Книги

Сборник работ. Двухтысячные

22
18
20
22
24
26
28
30

— Извините, Лев Николаевич, я еду в срочную командировку, билет в кармане.

Глупость. Дерзость. Вызов — речь о первом лице государства. Никакой командировки не было, проверить не составляло труда. Я никогда больше не видел такого лица Толкунова, оно потемнело. Он сказал резко:

— Вы меня не поняли! Через шесть дней, в пятницу, речь должна быть вот здесь! — он указал на свой стол.

— Ты с ума сошел! — шумел управделами «Известий» О.Н., невысокий, пухлый, мне кажется, он был связан с КГБ. — Это же высшая точка в биографии. Люди под это дело получают квартиры и дачи, как условия для работы, под это дело можно…

Квартира, это, конечно, хорошо.

Лев Николаевич подобными просьбами больше не обременял. Были просьбы другого рода.

— Я тут написал воспоминания о войне. Чувствую, никак не могу подняться над окопом. Вы не посмотрите?

Воспоминания — 40 машинописных страниц — предназначались для книги, частично — для «Недели». Я наметил сокращения (для «Недели»), замечаний и вопросов набралось 12 страниц. Главное: это были полководческие воспоминания — тактика, стратегия, мелькали номера и наименования воинских частей, действовали фронты, дивизии, полки, а рядового солдата — не было. Нужно было не подниматься над окопом, а спуститься в него.

Я дописал концовку. Как много лет спустя после войны Толкунов поехал в Орел, Курск — на места боев, взял с собой Андрея, сына. Ночь перед тем не спал, волновался, из окна вагона начал узнавать излучину реки, деревню, опушку леса. Толкунову стало плохо с сердцем. Не доехав, он сошел с сыном на маленьком полустанке и пересел на встречный поезд — обратно, в Москву.

— Откуда вы про это знаете? — чувствительный Толкунов факт этот скрывал и спросил не без подозрения.

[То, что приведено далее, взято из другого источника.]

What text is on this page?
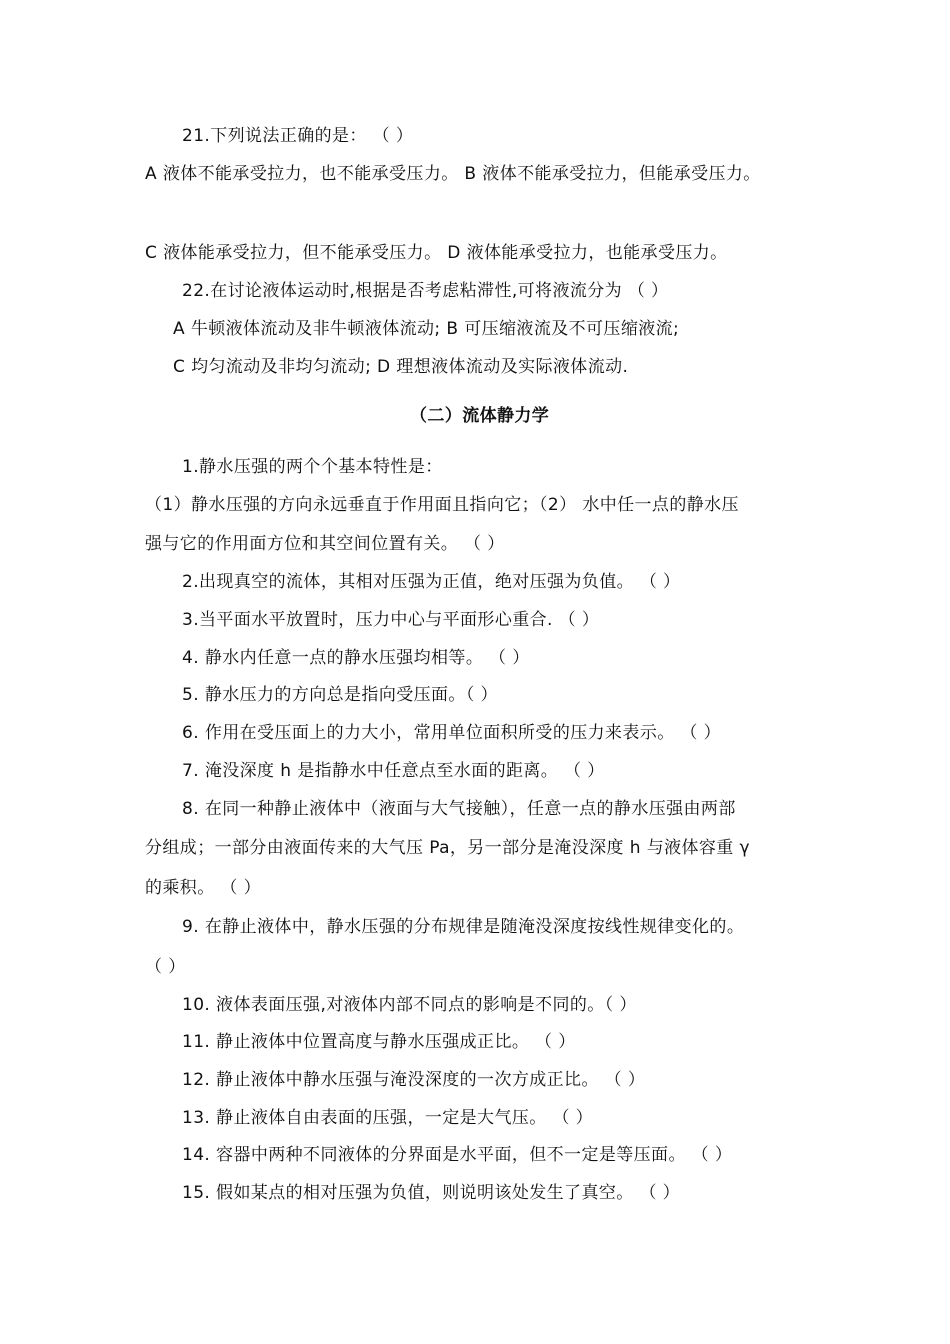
21.下列说法正确的是： （ ）
A 液体不能承受拉力，也不能承受压力。 B 液体不能承受拉力，但能承受压力。
C 液体能承受拉力，但不能承受压力。 D 液体能承受拉力，也能承受压力。
22.在讨论液体运动时,根据是否考虑粘滞性,可将液流分为 （ ）
A 牛顿液体流动及非牛顿液体流动; B 可压缩液流及不可压缩液流;
C 均匀流动及非均匀流动; D 理想液体流动及实际液体流动.
（二）流体静力学
1.静水压强的两个个基本特性是：
（1）静水压强的方向永远垂直于作用面且指向它；（2） 水中任一点的静水压
强与它的作用面方位和其空间位置有关。 （ ）
2.出现真空的流体，其相对压强为正值，绝对压强为负值。 （ ）
3.当平面水平放置时，压力中心与平面形心重合. （ ）
4. 静水内任意一点的静水压强均相等。 （ ）
5. 静水压力的方向总是指向受压面。（ ）
6. 作用在受压面上的力大小，常用单位面积所受的压力来表示。 （ ）
7. 淹没深度 h 是指静水中任意点至水面的距离。 （ ）
8. 在同一种静止液体中（液面与大气接触），任意一点的静水压强由两部
分组成；一部分由液面传来的大气压 Pa，另一部分是淹没深度 h 与液体容重 γ
的乘积。 （ ）
9. 在静止液体中，静水压强的分布规律是随淹没深度按线性规律变化的。
（ ）
10. 液体表面压强,对液体内部不同点的影响是不同的。（ ）
11. 静止液体中位置高度与静水压强成正比。 （ ）
12. 静止液体中静水压强与淹没深度的一次方成正比。 （ ）
13. 静止液体自由表面的压强，一定是大气压。 （ ）
14. 容器中两种不同液体的分界面是水平面，但不一定是等压面。 （ ）
15. 假如某点的相对压强为负值，则说明该处发生了真空。 （ ）
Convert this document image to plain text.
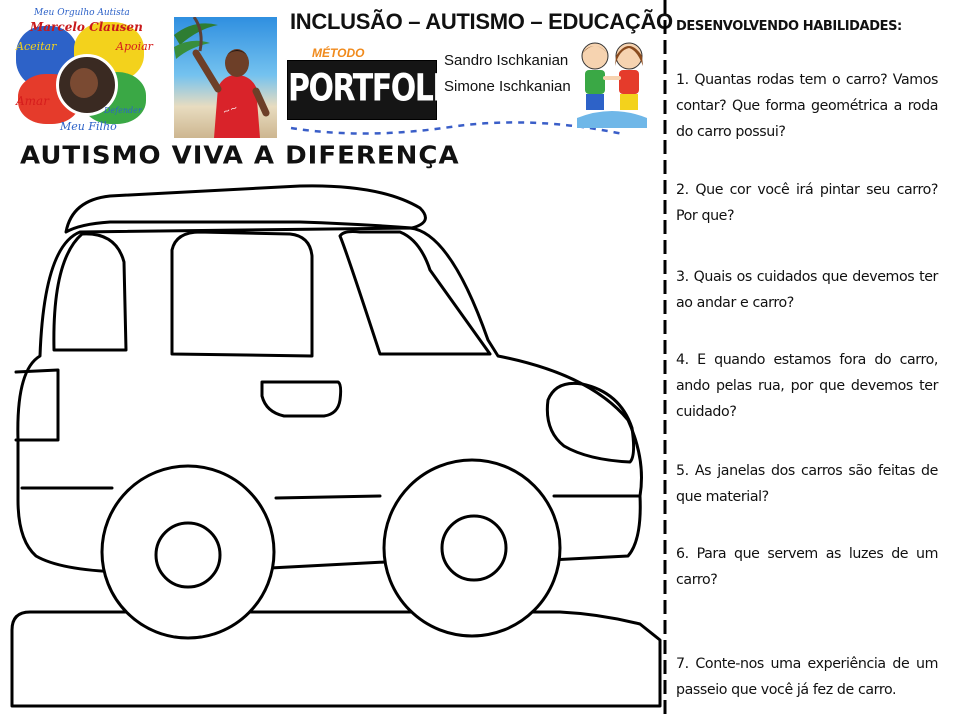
Meu Orgulho Autista
Marcelo Clausen
Aceitar	Apoiar
Amar
Defender
Meu Filho
~~
INCLUSÃO – AUTISMO – EDUCAÇÃO
MÉTODO
PORTFOLIO
Sandro Ischkanian
Simone Ischkanian
AUTISMO VIVA A DIFERENÇA
DESENVOLVENDO HABILIDADES:
1. Quantas rodas tem o carro? Vamos contar? Que forma geométrica a roda do carro possui?
2. Que cor você irá pintar seu carro? Por que?
3. Quais os cuidados que devemos ter ao andar e carro?
4. E quando estamos fora do carro, ando pelas rua, por que devemos ter cuidado?
5. As janelas dos carros são feitas de que material?
6. Para que servem as luzes de um carro?
7. Conte-nos uma experiência de um passeio que você já fez de carro.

— Да вы же и рассказывали.

— Правда?.. Забыл.

В «Неделе» он оставил все как есть. А в книге сердечный приступ и возвращение с полпути изъял. Просто едут. Наверное решил, что долговременные читатели книги чувствительность примут за слабость.

* * *

Он никогда не говорил в своем кабинете через стол. Вставал, приветливо улыбался, прихрамывая, обходил стол и, как собеседник, садился напротив, вытягивая вперед негнущуюся ногу.

Он, единственный из советских Главных редакторов, заходил в маленький, рядовой кабинет: «Ну, как вы тут?» Однажды зашел: «Как вы думаете, удобно мне зайти к М.?» У М. недавно выбросился сын с 11-го этажа. «Вам — да».

Сам, без камердинера, набирал телефон: «Вы свободны?»

Был совершенно далек от интриг, излишне доверчив. К сожалению, часто ошибался в людях, всегда — в лучшую сторону. Это потом стоило ему немало горьких минут.

Вообще, находясь на вершине, трудно доверчивому властителю увидеть людей внизу: умное лакейство не отличить от преданности и даже хитрую ложь — от правды. Находясь на вершине невозможно разглядеть мелкие пороки, в которых человек виднее всего.

Человек мягкий, он держал в первых замах опытных церберов, так ему было спокойнее. Конечно, Толкунов был человеком своего времени (иначе и быть не могло), но не полностью, и верхние эшелоны власти устраивал поэтому не до конца. Был слишком для них образован, мягок, впечатлителен. Не мог сопротивляться правде.

В 1976-м Льва Николаевича освобождают от должности, назначают председателем правления Агентства печати «Новости». В качестве компенсации переводят из кандидатов в члены ЦК КПСС.